Here's a testing sample code: (to compute sum(exp(x)))
It was complied and run in VS2012 + CUDA 6.0
#include <iostream>
#include <cmath>
#include <thrust/device_vector.h>
using namespace std;
template <typename T>
struct exponential
{
__host__ __device__
T operator()(const T& x) const {
return exp(x);
}
};
void main() {
thrust::device_vector<double> f(7), g(7);
f[0]=0.0; f[1]=1.0; f[2]=2.0; f[3]=3.0; f[4]=5.0; f[5]=5.0; f[6]=5.0;
double d = thrust::transform_reduce(f.begin(), f.end(), exponential<double>(), 0, thrust::plus<double>());
cout<<"transform_reduce result: " d << '\n';
thrust::transform(f.begin(), f.end(), g.begin(), exponential<double>());
double e = thrust::reduce(g.begin(), g.end());
cout<<"transform+reduce result: " << e << endl;
}
The output I got was that
transform_reduce result: 474
transform+reduce result: 476.432
The correct value should be 476.432
I don't know what happened in transform_reduce. It not only gives an integer but also a wrong answer.
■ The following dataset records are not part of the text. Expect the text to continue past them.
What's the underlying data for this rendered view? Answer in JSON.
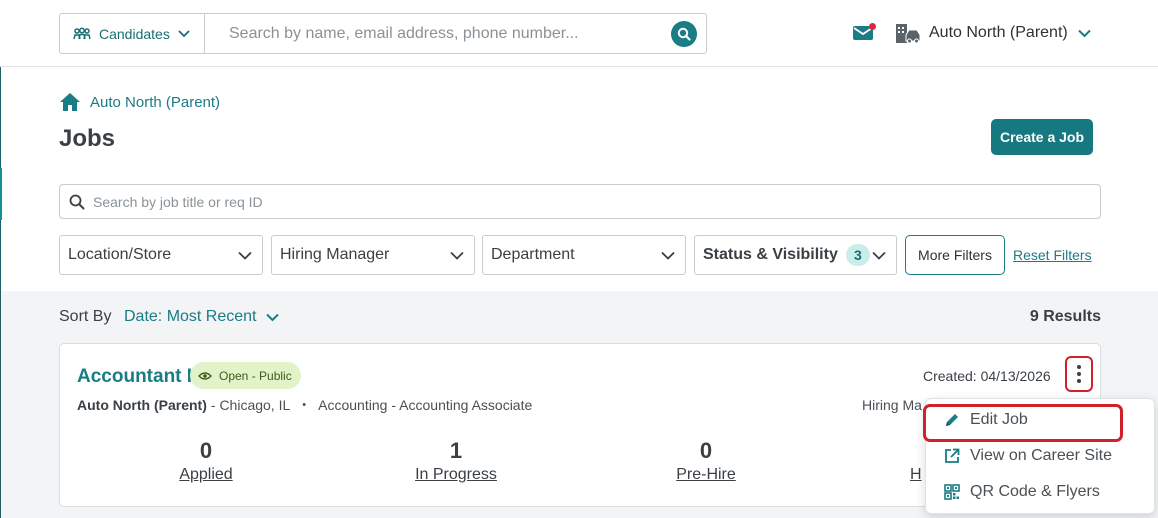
{
  "topbar": {
    "search_scope": "Candidates",
    "search_placeholder": "Search by name, email address, phone number...",
    "org_name": "Auto North (Parent)"
  },
  "breadcrumb": {
    "label": "Auto North (Parent)"
  },
  "page": {
    "title": "Jobs",
    "create_button": "Create a Job"
  },
  "job_search": {
    "placeholder": "Search by job title or req ID"
  },
  "filters": {
    "location": "Location/Store",
    "hiring_manager": "Hiring Manager",
    "department": "Department",
    "status_visibility": "Status & Visibility",
    "status_count": "3",
    "more_filters": "More Filters",
    "reset_filters": "Reset Filters"
  },
  "results": {
    "sort_label": "Sort By",
    "sort_value": "Date: Most Recent",
    "count_text": "9 Results"
  },
  "job": {
    "title": "Accountant I",
    "status": "Open - Public",
    "org": "Auto North (Parent)",
    "location": "- Chicago, IL",
    "dot": "•",
    "department": "Accounting",
    "role": "- Accounting Associate",
    "created": "Created: 04/13/2026",
    "hiring_manager_partial": "Hiring Ma",
    "stats": [
      {
        "num": "0",
        "label": "Applied"
      },
      {
        "num": "1",
        "label": "In Progress"
      },
      {
        "num": "0",
        "label": "Pre-Hire"
      },
      {
        "num": "",
        "label": "H"
      }
    ]
  },
  "menu": {
    "items": [
      {
        "label": "Edit Job",
        "icon": "pencil-icon"
      },
      {
        "label": "View on Career Site",
        "icon": "external-link-icon"
      },
      {
        "label": "QR Code & Flyers",
        "icon": "qr-code-icon"
      }
    ]
  },
  "colors": {
    "brand": "#1a7c84",
    "alert": "#d0202c",
    "status_bg": "#e2f3c9"
  }
}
Isn't transform_reduce supposed to be the same as transform+reduce?
Please help me to explain what happened...
Change your initialization constant from an integer:
double d = thrust::transform_reduce(f.begin(), f.end(), exponential<double>(), 0, thrust::plus<double>());
to a double:
double d = thrust::transform_reduce(f.begin(), f.end(), exponential<double>(), 0.0, thrust::plus<double>());
^^^
transform_reduce
picks up its OutputType from the type of this parameter.